Detaining Arellano with men is not what killed her. In fact, her fellow detainees were her allies and comrades in her unsuccessful fight to survive. When she died from complications related to AIDS, it was because the institution and its officials watched her die a preventable death.

Of course, it is true that transgender women are particularly vulnerable to assault when automatically detained in men’s facilities. Transgender individuals make up only a fraction of the total number of detainees that ICE confines on any given day, but account for 20 percent of confirmed sexual assault cases. If the new ICE guidance does result in transgender women being detained in women’s facilities more regularly, that will help create safer conditions for some.

But it still won’t change the fact that Arellano’s death was not an aberration, but rather a reflection of how our systems of detention and racism work.
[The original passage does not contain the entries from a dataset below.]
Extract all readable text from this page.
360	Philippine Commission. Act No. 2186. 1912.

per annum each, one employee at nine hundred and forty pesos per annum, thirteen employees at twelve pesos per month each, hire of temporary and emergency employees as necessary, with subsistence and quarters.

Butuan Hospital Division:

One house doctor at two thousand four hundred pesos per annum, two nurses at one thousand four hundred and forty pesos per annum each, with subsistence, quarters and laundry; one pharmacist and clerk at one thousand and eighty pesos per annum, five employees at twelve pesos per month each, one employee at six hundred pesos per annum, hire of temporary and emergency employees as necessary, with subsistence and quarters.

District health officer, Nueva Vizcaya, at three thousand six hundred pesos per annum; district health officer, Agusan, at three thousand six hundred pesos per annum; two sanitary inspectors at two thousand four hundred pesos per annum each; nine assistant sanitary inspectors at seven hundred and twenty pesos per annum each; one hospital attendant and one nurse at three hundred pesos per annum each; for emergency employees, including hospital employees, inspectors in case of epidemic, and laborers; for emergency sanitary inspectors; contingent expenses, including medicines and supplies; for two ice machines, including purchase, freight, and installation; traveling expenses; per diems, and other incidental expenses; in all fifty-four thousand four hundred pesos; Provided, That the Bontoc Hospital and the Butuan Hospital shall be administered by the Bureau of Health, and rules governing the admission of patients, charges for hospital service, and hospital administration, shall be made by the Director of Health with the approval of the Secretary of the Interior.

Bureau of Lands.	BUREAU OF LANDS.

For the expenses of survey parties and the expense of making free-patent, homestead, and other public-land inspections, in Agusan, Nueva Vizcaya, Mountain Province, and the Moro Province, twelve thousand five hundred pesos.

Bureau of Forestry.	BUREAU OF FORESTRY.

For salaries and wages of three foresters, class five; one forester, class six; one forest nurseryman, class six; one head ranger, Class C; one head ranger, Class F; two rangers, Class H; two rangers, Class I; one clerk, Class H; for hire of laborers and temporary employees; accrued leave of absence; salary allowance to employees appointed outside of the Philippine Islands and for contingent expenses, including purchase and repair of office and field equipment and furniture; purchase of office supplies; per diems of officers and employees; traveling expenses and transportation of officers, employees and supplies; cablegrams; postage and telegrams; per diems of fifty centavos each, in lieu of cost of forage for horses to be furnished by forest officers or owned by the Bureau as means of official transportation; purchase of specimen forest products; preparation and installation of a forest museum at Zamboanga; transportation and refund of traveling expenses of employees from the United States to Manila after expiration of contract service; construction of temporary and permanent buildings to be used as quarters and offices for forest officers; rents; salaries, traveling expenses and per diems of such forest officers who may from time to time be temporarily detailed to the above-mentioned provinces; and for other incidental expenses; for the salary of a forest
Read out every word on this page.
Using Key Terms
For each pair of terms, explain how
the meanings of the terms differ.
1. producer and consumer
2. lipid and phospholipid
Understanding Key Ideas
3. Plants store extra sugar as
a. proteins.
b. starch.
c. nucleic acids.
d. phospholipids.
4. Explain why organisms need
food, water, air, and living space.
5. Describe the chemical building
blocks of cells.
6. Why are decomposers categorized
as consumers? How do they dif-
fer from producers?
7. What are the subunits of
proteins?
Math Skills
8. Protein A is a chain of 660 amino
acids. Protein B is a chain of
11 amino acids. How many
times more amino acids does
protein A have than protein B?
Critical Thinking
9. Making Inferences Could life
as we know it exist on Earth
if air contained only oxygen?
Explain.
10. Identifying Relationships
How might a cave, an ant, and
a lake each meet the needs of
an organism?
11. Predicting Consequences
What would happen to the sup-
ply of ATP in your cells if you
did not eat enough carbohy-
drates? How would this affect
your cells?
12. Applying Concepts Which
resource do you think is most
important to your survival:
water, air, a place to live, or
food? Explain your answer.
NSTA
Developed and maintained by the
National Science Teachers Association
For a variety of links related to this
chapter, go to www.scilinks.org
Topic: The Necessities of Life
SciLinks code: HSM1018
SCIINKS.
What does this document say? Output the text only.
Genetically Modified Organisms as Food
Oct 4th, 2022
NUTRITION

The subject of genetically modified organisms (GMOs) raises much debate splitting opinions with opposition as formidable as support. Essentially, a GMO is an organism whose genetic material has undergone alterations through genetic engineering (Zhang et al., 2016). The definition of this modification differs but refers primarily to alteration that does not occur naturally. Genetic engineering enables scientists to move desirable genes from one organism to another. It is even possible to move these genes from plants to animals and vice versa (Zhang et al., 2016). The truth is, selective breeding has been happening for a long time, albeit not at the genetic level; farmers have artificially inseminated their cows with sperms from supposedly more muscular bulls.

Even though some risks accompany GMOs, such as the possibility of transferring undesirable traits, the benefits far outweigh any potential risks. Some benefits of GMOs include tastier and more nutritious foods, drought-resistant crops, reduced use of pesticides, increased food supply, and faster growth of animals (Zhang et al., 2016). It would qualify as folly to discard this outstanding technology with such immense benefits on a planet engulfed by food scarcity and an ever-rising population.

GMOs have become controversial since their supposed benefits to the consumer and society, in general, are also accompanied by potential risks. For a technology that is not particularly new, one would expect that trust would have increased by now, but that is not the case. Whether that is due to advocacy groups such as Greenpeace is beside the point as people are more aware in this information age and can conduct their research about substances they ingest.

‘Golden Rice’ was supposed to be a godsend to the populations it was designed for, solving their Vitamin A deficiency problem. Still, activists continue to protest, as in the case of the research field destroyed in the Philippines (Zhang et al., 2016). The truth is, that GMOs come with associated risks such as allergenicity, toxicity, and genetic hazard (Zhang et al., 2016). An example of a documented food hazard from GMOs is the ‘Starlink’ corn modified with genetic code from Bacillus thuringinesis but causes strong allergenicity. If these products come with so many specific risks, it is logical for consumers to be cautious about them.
It is racism, which Ruthie Gilmore defines as “the state-sanctioned and/or legal production and exploitation of group-differentiated vulnerabilities to premature death, in distinct yet densely interconnected political geographies,” that makes some bodies politically exposed to such an untimely and cruel death.

This means that as advocates we must stay vigilant and not settle for system reforms that absolve the system itself of responsibility for harm.

Jessi Lee Jackson, a therapist and Ph.D. student in Buffalo, explains of PREA: “Although some prisoner advocates on the left counted the passage of PREA as a success, the aftermath of PREA demonstrates the risks involved in turning away from the central role of sexual violence in shaping the prison. When advocates play along with state reform efforts, they are often required to legitimate the forms of sexual violence enacted by the state.”

This violence includes the searches, surveillance and isolation of the immigration detention system itself. If we are to keep our community members safe, tinkering with the rules of how they are detained cannot be our end goal. That does not mean we should reject ICE’s reforms and give up on the tasks of keeping people safer while we lock them away. Ending automatic placements based on genitals, limiting forced isolation and prohibiting searches for the sole purpose of observing a detainee’s genitals are all welcome reforms.

But when brave advocates like Jennicet Gutiérrez call us and our government out for our complicity in the brutalization of transgender people, we must support them instead of silencing them. “Our job is to build our movements, to incarnate democracy in our spaces,” Vijay Prashad reminded us at an event at the Riverside Church in Harlem four years ago. In a tragic and moving call to action, Prashad concluded his remarks, “We live in freedom by necessity. We must reshape our world. We must love one another, or die.”

For Arellano, Gutiérrez, Gentili and countless others, we must reshape our world, or people will keep dying. The new ICE guidance is not nearly enough, but if we pay attention and let it challenge us to imagine more robust and transformative changes, it just may be a start.